Study design: Electromyographic responses from the lumbar multifidus muscle of the cat were recorded in vivo during 50 minutes of cyclic loading followed by 2 hours of rest.
Objective: To determine the rate of recovery of reflexive muscular stabilizing activity resulting from rest after viscoelastic laxity induced by 50 minutes of cyclic loading.
Summary of background data: Muscular forces from agonists and antagonists were repeatedly shown to be the most significant stabilizing structures of the lumbar spine. Reflexive muscular coactivation force from the multifidus muscle elicited by mechanoreceptors in the spinal viscoelastic structures were, however, shown to diminish drastically with the onset of laxity in the viscoelastic structures. Data describing the rate of recovery of reflexive muscular coactivation forces resulting from rest after cyclic loading were not found.

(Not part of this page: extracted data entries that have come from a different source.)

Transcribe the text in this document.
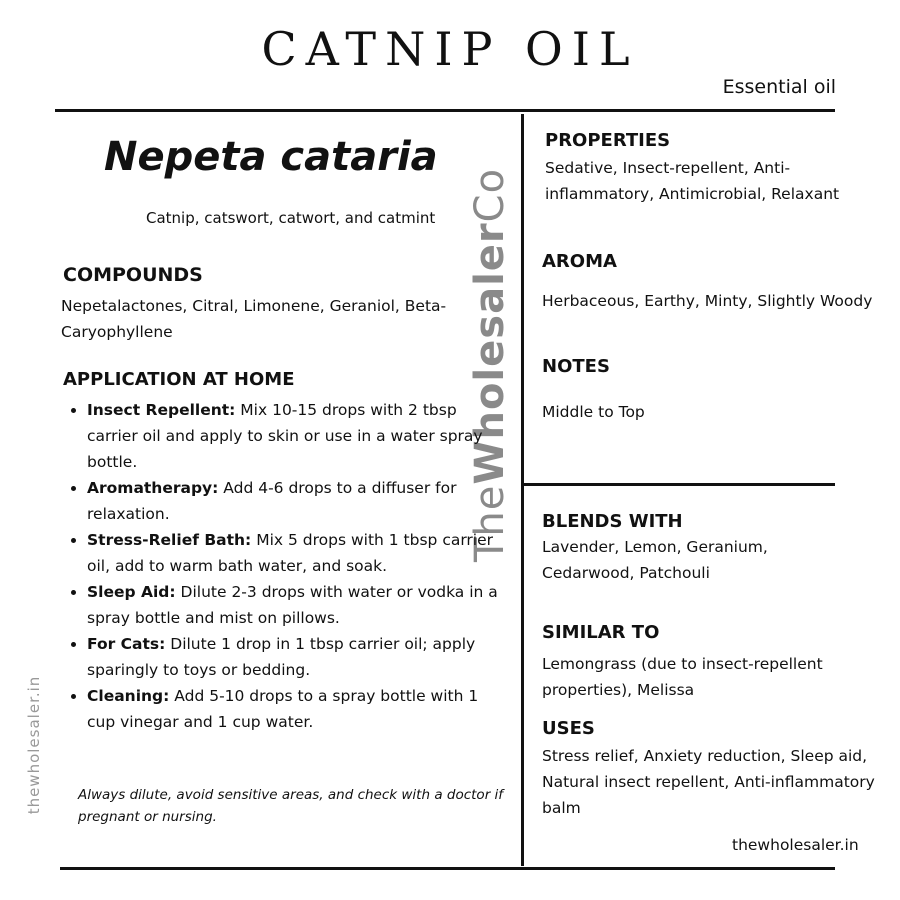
CATNIP OIL
Essential oil
TheWholesalerCo
thewholesaler.in
Nepeta cataria
Catnip, catswort, catwort, and catmint
COMPOUNDS
Nepetalactones, Citral, Limonene, Geraniol, Beta-Caryophyllene
APPLICATION AT HOME
• Insect Repellent: Mix 10-15 drops with 2 tbsp carrier oil and apply to skin or use in a water spray bottle.
• Aromatherapy: Add 4-6 drops to a diffuser for relaxation.
• Stress-Relief Bath: Mix 5 drops with 1 tbsp carrier oil, add to warm bath water, and soak.
• Sleep Aid: Dilute 2-3 drops with water or vodka in a spray bottle and mist on pillows.
• For Cats: Dilute 1 drop in 1 tbsp carrier oil; apply sparingly to toys or bedding.
• Cleaning: Add 5-10 drops to a spray bottle with 1 cup vinegar and 1 cup water.
Always dilute, avoid sensitive areas, and check with a doctor if pregnant or nursing.
PROPERTIES
Sedative, Insect-repellent, Anti-inflammatory, Antimicrobial, Relaxant
AROMA
Herbaceous, Earthy, Minty, Slightly Woody
NOTES
Middle to Top
BLENDS WITH
Lavender, Lemon, Geranium, Cedarwood, Patchouli
SIMILAR TO
Lemongrass (due to insect-repellent properties), Melissa
USES
Stress relief, Anxiety reduction, Sleep aid, Natural insect repellent, Anti-inflammatory balm
thewholesaler.in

Methods: Cyclic loading of the lumbar spine at 0.25 Hz was applied to L4-L5 for 50 minutes while electromyograms from the multifidus muscles of L1-L2 to L6-L7 were recorded. A rest period of up to 2 hours was given, during which electromyographic responses and load were measured every 10 minutes to sample recovery of laxity and reflexive muscular activity.
Results: Load and electromyographic response demonstrated an exponential decrease during the 50 minutes of cyclic loading. The first 10 minutes of rest allowed a significant recovery in laxity and muscle activity, with additional slow recovery over the next 20 to 30 minutes. The electromyographic response and load were increasing at an extremely slow rate thereafter. Overall, 2 hours of rest yielded only a 20% to 30% recovery in electromyographic response. Full recovery was never observed. A biexponential model was developed to predict loss and recovery of reflexive muscular activity and viscoelastic tension with laxity.
Conclusions: Laxity in the viscoelastic structures of the lumbar spine desensitizes the mechanoreceptors within and causes loss of reflexive stabilizing forces from the multifidus muscles. The first 10 minutes of rest after cyclic loading results in fast partial recovery of muscular activity. However, full recovery is not possible even with rest periods twice as long as the loading period, placing the spine at an increased risk of instability, injury, and pain.